Packing is not mode-dependent: if preprocessor.bert_pack_inputs() has a training=... argument at all, it has no effect. Also, preprocessor.bert_pack_inputs is not expected to have variables, or support fine-tuning.


The encoder is called on the dict of encoder_inputs in the same way as in the API for text embeddings with preprocessed inputs (see above), including the provisions from the Reusable SavedModel API.

Usage synposis

enocder = hub.load("path/to/encoder")
enocder_outputs = encoder(encoder_inputs)

or equivalently in Keras:

encoder = hub.KerasLayer("path/to/encoder", trainable=True)
encoder_outputs = encoder(encoder_inputs)


The encoder_outputs are a dict of Tensors with the following keys.

  • "sequence_output": a float32 Tensor of shape [batch_size, seq_length, dim] with the context-aware embedding of each token of every packed input sequence.
  • "pooled_output": a float32 Tensor of shape [batch_size, dim] with the embedding of each input sequence as a whole, derived from sequence_output in some trainable manner.
  • "default", as required by the API for text embeddings with preprocessed inputs: a float32 Tensor of shape [batch_size, dim] with the embedding of each input sequence. (This might be just an alias of pooled_output.)

The contents of the encoder_inputs are not strictly required by this API definition.
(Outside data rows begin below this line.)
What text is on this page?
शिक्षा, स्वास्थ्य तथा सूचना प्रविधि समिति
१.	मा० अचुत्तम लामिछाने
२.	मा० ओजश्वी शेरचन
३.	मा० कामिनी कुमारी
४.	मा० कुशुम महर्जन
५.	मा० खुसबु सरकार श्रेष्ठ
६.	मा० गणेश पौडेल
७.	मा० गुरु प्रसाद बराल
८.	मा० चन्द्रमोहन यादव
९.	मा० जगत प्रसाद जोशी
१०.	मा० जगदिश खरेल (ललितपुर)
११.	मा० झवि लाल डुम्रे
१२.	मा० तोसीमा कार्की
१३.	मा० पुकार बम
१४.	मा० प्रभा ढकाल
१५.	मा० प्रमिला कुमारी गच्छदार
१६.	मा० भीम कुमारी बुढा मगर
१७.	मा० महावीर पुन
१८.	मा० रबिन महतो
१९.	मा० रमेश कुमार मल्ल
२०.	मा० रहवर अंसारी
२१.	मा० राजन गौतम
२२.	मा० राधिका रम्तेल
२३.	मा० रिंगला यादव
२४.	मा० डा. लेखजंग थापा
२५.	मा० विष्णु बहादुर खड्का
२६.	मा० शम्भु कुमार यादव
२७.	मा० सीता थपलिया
However, for encoders that use BERT-style inputs, it is recommended to use the following names (from the NLP Modeling Toolkit of TensorFlow Model Garden) to minimize friction in interchanging encoders and reusing preprocessor models:

  • "input_word_ids": an int32 Tensor of shape [batch_size, seq_length] with the token ids of the packed input sequence (that is, including a start-of-sequence token, end-of-segment tokens, and padding).
  • "input_mask": an int32 Tensor of shape [batch_size, seq_length] with value 1 at the position of all input tokens present before padding and value 0 for the padding tokens.
  • "input_type_ids": an int32 Tensor of shape [batch_size, seq_length] with the index of the input segment that gave rise to the input token at the respective position. The first input segment (index 0) includes the start-of-sequence token and its end-of-segment token. The second and later segments (if present) include their respetive end-of-segment token. Padding tokens get index 0 again.

Distributed training

For loading the preprocessor and encoder objects inside or outside a distribution strategy scope, the same rules apply as in the API for text embeddings with preprocessed inputs (see above).